If we were serious about software security, we would be encouraging innovation away from insecure technology. Perhaps today it is true that one cannot write a Web browser that will gain real market share in anything but C or one of it’s unmanaged derivatives. Yet I refuse to believe that it will always be the case, and therefore that we cannot make a concerted effort to push development teams to adopt safer language alternatives for ubiquitous and critical software.
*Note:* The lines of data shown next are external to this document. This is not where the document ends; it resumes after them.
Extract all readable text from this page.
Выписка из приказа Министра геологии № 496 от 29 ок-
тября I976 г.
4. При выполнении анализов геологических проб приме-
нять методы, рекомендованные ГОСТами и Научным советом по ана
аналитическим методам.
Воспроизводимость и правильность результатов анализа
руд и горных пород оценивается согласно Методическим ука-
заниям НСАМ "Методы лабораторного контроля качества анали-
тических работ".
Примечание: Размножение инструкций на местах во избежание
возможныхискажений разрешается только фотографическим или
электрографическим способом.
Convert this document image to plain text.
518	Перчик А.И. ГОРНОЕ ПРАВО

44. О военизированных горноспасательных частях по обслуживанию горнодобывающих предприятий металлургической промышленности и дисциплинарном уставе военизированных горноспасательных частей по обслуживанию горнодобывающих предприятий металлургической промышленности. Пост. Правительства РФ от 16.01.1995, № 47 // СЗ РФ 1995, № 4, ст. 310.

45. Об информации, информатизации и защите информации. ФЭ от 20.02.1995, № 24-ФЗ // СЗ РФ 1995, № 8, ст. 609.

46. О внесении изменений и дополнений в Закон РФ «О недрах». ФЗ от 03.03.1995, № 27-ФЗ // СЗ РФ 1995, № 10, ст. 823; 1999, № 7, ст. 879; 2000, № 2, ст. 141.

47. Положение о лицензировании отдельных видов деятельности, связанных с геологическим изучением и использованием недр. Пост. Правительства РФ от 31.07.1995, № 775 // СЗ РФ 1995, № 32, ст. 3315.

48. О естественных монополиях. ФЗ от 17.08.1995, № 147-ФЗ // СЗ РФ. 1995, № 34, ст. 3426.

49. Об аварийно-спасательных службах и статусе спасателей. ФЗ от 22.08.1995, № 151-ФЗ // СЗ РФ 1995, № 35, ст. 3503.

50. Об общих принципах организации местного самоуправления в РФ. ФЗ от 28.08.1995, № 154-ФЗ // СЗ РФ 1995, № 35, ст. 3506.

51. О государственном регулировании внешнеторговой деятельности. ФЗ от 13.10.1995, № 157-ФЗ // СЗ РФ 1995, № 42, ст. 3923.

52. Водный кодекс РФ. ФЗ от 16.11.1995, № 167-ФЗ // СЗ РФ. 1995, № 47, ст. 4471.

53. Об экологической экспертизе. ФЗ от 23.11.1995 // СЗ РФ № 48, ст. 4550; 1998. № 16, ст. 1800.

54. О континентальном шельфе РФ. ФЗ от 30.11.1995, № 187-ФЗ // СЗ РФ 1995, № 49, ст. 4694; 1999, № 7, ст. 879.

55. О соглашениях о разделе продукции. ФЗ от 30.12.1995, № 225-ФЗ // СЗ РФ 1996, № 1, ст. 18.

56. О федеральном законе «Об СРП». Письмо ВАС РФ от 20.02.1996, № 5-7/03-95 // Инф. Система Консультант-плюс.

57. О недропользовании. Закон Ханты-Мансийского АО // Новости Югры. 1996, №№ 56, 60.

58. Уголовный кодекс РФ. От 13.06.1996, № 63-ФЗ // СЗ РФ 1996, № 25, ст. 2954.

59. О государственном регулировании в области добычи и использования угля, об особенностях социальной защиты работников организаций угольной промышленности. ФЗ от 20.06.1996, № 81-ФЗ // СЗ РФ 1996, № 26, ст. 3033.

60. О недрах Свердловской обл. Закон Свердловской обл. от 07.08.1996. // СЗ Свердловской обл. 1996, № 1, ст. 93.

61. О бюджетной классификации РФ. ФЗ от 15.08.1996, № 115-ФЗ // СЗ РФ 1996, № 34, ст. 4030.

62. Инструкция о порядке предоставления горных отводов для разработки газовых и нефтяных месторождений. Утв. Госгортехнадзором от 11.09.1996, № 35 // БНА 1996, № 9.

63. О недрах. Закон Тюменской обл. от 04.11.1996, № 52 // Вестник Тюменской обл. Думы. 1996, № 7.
What if instead of hosting contests to build self-patching software, government grants instead incentivized development and maintenance of software like browsers, operating system components(1), or web servers built on safer language alternatives.

Critics will rightly point out that even software in managed languages has security vulnerabilities. As somebody who spends every day focusing on software security requirements, I can tell you that the task of building a real-world application free of known, preventable software security defects is substantially more difficult in C/C++ than it is in managed language equivalents. Thus, the move away from C/C++ would be only one step on the journey to building trustworthy systems, but it would be a major one.

I am tired of hearing popular refrains such as “you can’t make anything 100% secure” or “it only takes one mistake for a hacker to break your system”. These may be true, but that doesn’t mean we should be content with the status quo. Driving on a highway may never be 100% safe, but it is much safer now than it was 100 years ago. Here’s a goal I propose we can strive for: a software development team ought to be able to produce software 99.9% free of known, preventable software security weaknesses (i.e. those covered in the Common Weakness Enumeration [CWE]) using a commercially reasonable amount of money & effort. The measurement of commercially reasonable would of course have to be nailed down, but it’s a starting point. We would still have the occasional security exploit, either a CWE flaw that slipped through the cracks, or a domain-specific issue that isn’t captured in the CWE. However, if these were actually rare rather than ubiquitous as they are now, public trust in software and the downstream effects on our technology-based economy would start to improve. Fears about information security would slowly start to dissipate. Eventually, the innovation that was previously stifled would start to unlock, and healthcare innovation in particular would improve and ultimately save more people’s lives.

The software industry is negatively impacting society by its lack of attention to security. Worse, this lack of attention inhibits innovation in other important industries, such as health care, that have the potential to raise general well-being and save lives. Most importantly, many severe security faults are almost entirely preventable — some simply by selecting a different technology. We have an imperative to change.
(1) Recognizing that *some* parts of an OS must be written in an unmanaged language, we can still encourage the majority of functions to be written in memory safe languages.